Chord Recognition in Symbolic Music: A Segmental CRF Model, Segment-Level Features, and Comparative Evaluations on Classical and Popular Music

Masada, Kristen, Bunescu, Razvan

arXiv.org Machine Learning 

Harmonic analysis is an important step towards creating high-level representations of tonal music. High-level structural relationships form an essential component of music analysis, whose aim is to achieve a deep understanding of how music works. At its most basic level, harmonic analysis of music in symbolic form requires the partitioning of a musical input into segments along the time dimension, such that the notes in each segment correspond to a musical chord. This chord recognition task can often be time consuming and cognitively demanding, hence the utility of computer-based implementations.
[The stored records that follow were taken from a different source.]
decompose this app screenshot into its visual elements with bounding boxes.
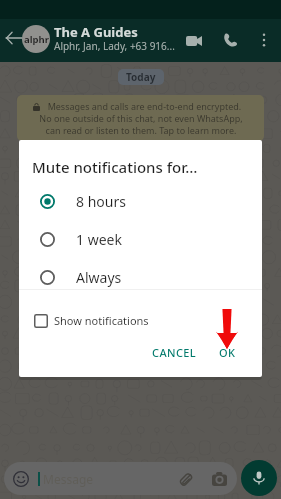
button[interactable]: Today — [118, 69, 164, 85]
button[interactable]: Messages and calls are end-to-end encryp… — [17, 95, 264, 141]
staticText: OK — [219, 345, 236, 360]
staticText: Alphr, Jan, Lady, +63 916... — [54, 39, 175, 53]
button[interactable]: Show notifications — [19, 313, 262, 328]
button[interactable]: Video call — [179, 26, 208, 55]
staticText: Mute notifications for… — [32, 157, 198, 177]
staticText: Message — [43, 471, 94, 487]
staticText: CANCEL — [152, 345, 197, 360]
button[interactable]: OK — [213, 339, 242, 366]
button[interactable]: Voice call — [215, 26, 244, 55]
staticText: Always — [76, 268, 122, 287]
staticText: 8 hours — [76, 192, 126, 211]
button[interactable]: Back — [0, 24, 28, 52]
button[interactable]: Message — [4, 462, 237, 495]
staticText: Today — [126, 70, 156, 84]
button[interactable]: Voice message — [241, 460, 277, 496]
button[interactable]: 1 week — [19, 220, 262, 258]
button[interactable]: CANCEL — [146, 339, 203, 366]
button[interactable]: Always — [19, 258, 262, 296]
staticText: The A Guides — [54, 23, 138, 41]
button[interactable]: alphr — [22, 25, 50, 53]
staticText: 1 week — [76, 230, 122, 249]
button[interactable]: More options — [250, 26, 277, 53]
button[interactable]: 8 hours — [19, 182, 262, 220]
button[interactable]: Camera — [208, 468, 230, 490]
staticText: Show notifications — [54, 313, 149, 328]
button[interactable]: Attach — [175, 468, 197, 490]
staticText: alphr — [24, 33, 49, 46]
staticText: Messages and calls are end-to-end encryp… — [39, 100, 243, 136]
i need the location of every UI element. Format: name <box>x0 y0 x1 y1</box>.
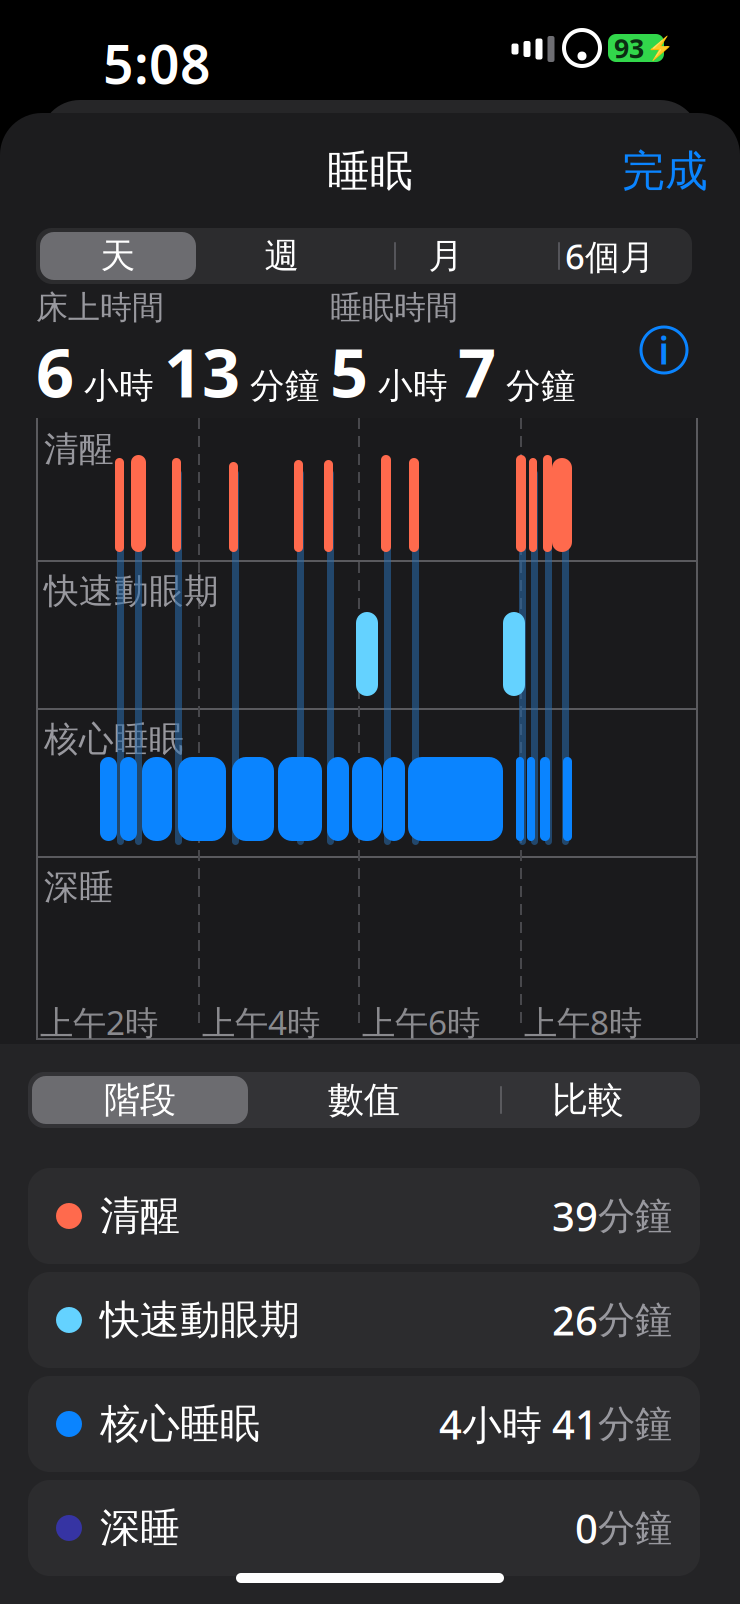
staticText: 深睡 <box>44 866 114 909</box>
staticText: 分鐘 <box>598 1297 672 1343</box>
staticText: 分鐘 <box>598 1401 672 1447</box>
button[interactable]: 深睡 <box>28 1480 700 1576</box>
staticText: 週 <box>264 235 300 277</box>
staticText: 清醒 <box>100 1191 180 1240</box>
staticText: 4小時 41 <box>439 1397 598 1450</box>
staticText: 深睡 <box>100 1503 180 1552</box>
staticText: 分鐘 <box>598 1505 672 1551</box>
staticText: 2024年9月19日 <box>36 416 281 462</box>
staticText: 93 <box>614 30 644 66</box>
staticText: 分鐘 <box>598 1193 672 1239</box>
staticText: 上午6時 <box>362 1000 480 1044</box>
staticText: 上午8時 <box>524 1000 642 1044</box>
staticText: 39 <box>552 1189 598 1242</box>
staticText: 上午2時 <box>40 1000 158 1044</box>
button[interactable]: 快速動眼期 <box>28 1272 700 1368</box>
button[interactable]: 數值 <box>252 1072 476 1128</box>
staticText: 快速動眼期 <box>100 1295 300 1344</box>
staticText: 0 <box>575 1501 598 1554</box>
button[interactable]: 核心睡眠 <box>28 1376 700 1472</box>
staticText: 比較 <box>552 1078 624 1122</box>
staticText: ⚡ <box>646 35 674 61</box>
staticText: 分鐘 <box>240 365 320 407</box>
staticText: 13 <box>164 327 240 416</box>
staticText: 7 <box>458 327 496 416</box>
staticText: 月 <box>428 235 464 277</box>
staticText: 核心睡眠 <box>44 718 184 761</box>
staticText: i <box>658 325 670 375</box>
staticText: 床上時間 <box>36 288 164 327</box>
staticText: 階段 <box>104 1078 176 1122</box>
button[interactable]: 月 <box>364 228 528 284</box>
staticText: 分鐘 <box>496 365 576 407</box>
button[interactable]: 週 <box>200 228 364 284</box>
button[interactable]: 清醒 <box>28 1168 700 1264</box>
button[interactable]: 完成 <box>608 135 722 207</box>
staticText: 6 <box>36 327 74 416</box>
staticText: 清醒 <box>44 428 114 471</box>
staticText: 上午4時 <box>202 1000 320 1044</box>
button[interactable]: 6個月 <box>528 228 692 284</box>
staticText: 核心睡眠 <box>100 1399 260 1448</box>
staticText: 快速動眼期 <box>44 570 219 613</box>
staticText: 6個月 <box>565 233 655 279</box>
staticText: 5:08 <box>103 28 211 99</box>
staticText: 26 <box>552 1293 598 1346</box>
staticText: 天 <box>100 235 136 277</box>
button[interactable]: 天 <box>36 228 200 284</box>
button[interactable]: 關於睡眠資料 <box>634 320 694 380</box>
staticText: 5 <box>330 327 368 416</box>
staticText: 完成 <box>622 145 708 197</box>
button[interactable]: 階段 <box>28 1072 252 1128</box>
button[interactable]: 比較 <box>476 1072 700 1128</box>
staticText: 小時 <box>74 365 164 407</box>
staticText: 睡眠時間 <box>330 288 458 327</box>
staticText: 睡眠 <box>327 145 413 197</box>
staticText: 數值 <box>328 1078 400 1122</box>
staticText: 小時 <box>368 365 458 407</box>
Reflecting historical trends in artificial intelligence, automatic approaches to harmonic analysis have evolved from purely grammar-based and rule-based systems (Wino-grad, 1968; Maxwell, 1992), to systems employing weighted rules and optimization algorithms (T emper-ley and Sleator, 1999; Pardo and Birmingham, 2002; Scholz and Ramalho, 2008; Rocher et al., 2009), to data driven approaches based on supervised machine learning (ML) (Raphael and Stoddard, 2003; Radicioni and Esposito, 2010).